Since the passage of the medical marijuana ballot initiatives, the federal
government has focused most of its attention not on individual patients
smoking or ingesting marijuana, but on buyer's clubs and cooperatives,
which were set up to procure, grow and distribute the drug.

After California passed its medical marijuana initiative in 1996, federal
prosecutors and drug enforcement agents were shocked to watch as storefront
operations opened in cities such as San Francisco and brazenly sold
marijuana cigarettes, baggies of the drug and marijuana-laced cookies to
patients claiming medical necessity based on everything from cancer to anxiety.

Lawyers with the Justice Department argue that the distribution of medical
marijuana violates the federal Controlled Substances Act, which includes
marijuana among the drugs whose manufacture and distribution are prohibited.

The Oakland group said its goal is "to provide seriously ill patients with
safe access to necessary medicine so that these individuals do not have to
resort to the streets."

The decision yesterday by the Supreme Court to hear the case follows a
string of lower court decisions that first barred, then allowed the Oakland
cooperative to continue distributing marijuana.

The federal government filed a lawsuit against the Oakland cooperative in
1998 that sought to bar the club from providing marijuana. U.S. District
Court Judge Charles Breyer in San Francisco, the brother of Supreme Court
Justice Stephen G. Breyer, ruled for the government.

But the 9th U.S. Circuit Court of Appeals later reversed Breyer's original
ruling, saying the government had not disproved the club's evidence that
the drug was "the only effective treatment" for seriously ill patients. The
appellate court ruled that Breyer had erred in not considering "medical
necessity."

In May, Breyer decided that the Oakland club could provide marijuana to
patients who needed it.

In August, the Supreme Court put the lower court ruling on hold and barred
the California club from distributing marijuana while the government
pursued its appeal.

The government originally appealed to the 9th Circuit, which has not yet
ruled. But the Justice Department took the matter directly to the Supreme
Court, saying that the 9th Circuit was not expected to change its earlier
decision.

Voters have repeatedly told pollsters in recent years that they generally
support allowing sick and dying people to use marijuana if it offers relief.

But the medical community, overall, has not embraced marijuana. Many
physicians believe there are better legal drugs available to do what
marijuana's advocates claim it can do. Large studies, however, have not
been undertaken.

The White House drug czar, Gen. Barry McCaffrey, opposes the medical
marijuana laws, as do groups such as the Partnership for a Drug Free America.

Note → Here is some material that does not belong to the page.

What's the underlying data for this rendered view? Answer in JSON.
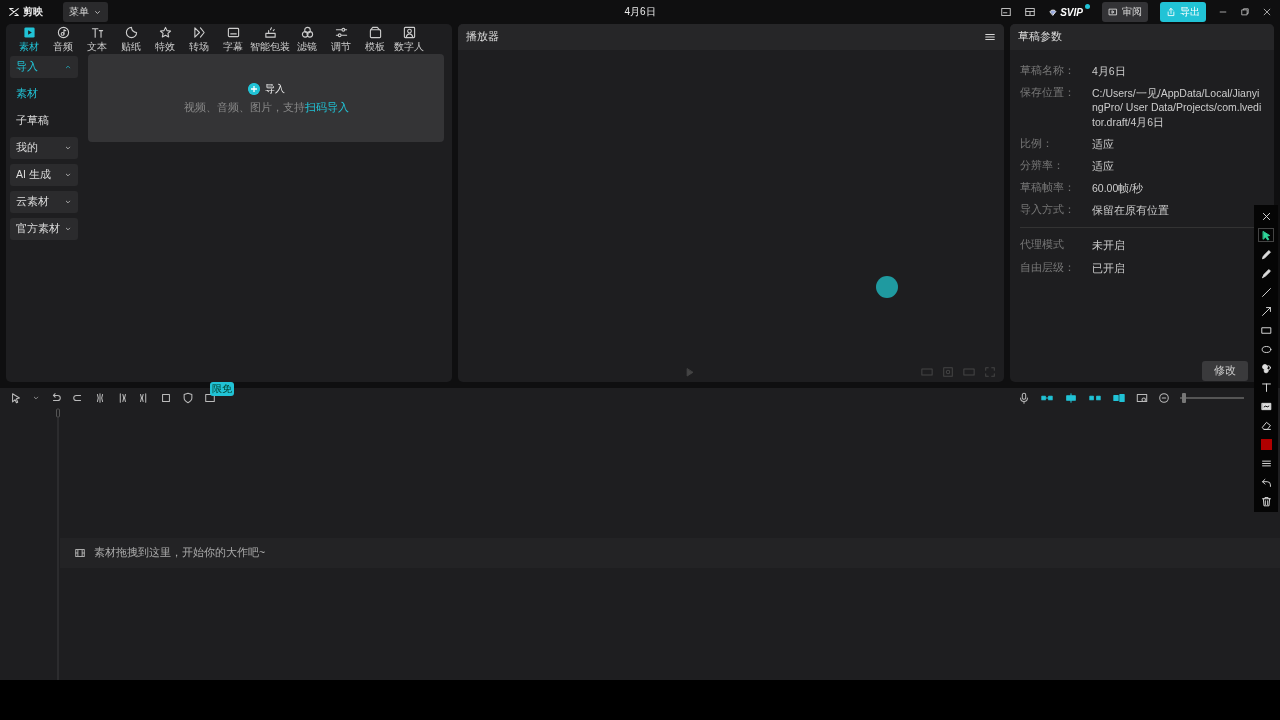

"When it comes to medical marijuana, it is a medical issue that should be
decided by the medical community," said Howard Simon, assistant director of
the Partnership for a Drug Free America.

In other action yesterday, the court:

Declined to hear a challenge by South Carolina gambling operators against
the state's new ban on possession of video gambling machines. The gambling
operators said the ban, which took effect in July when the state outlawed
video gambling, amounted to the government's unlawful taking of their
property without payment.

Heard oral arguments in a case that seeks to determine how to judge when
race plays too large a role in drawing election districts. The North
Carolina case is a follow-up to the justices' landmark 1993 ruling that
election districts drawn to help minorities might violate white voters' rights.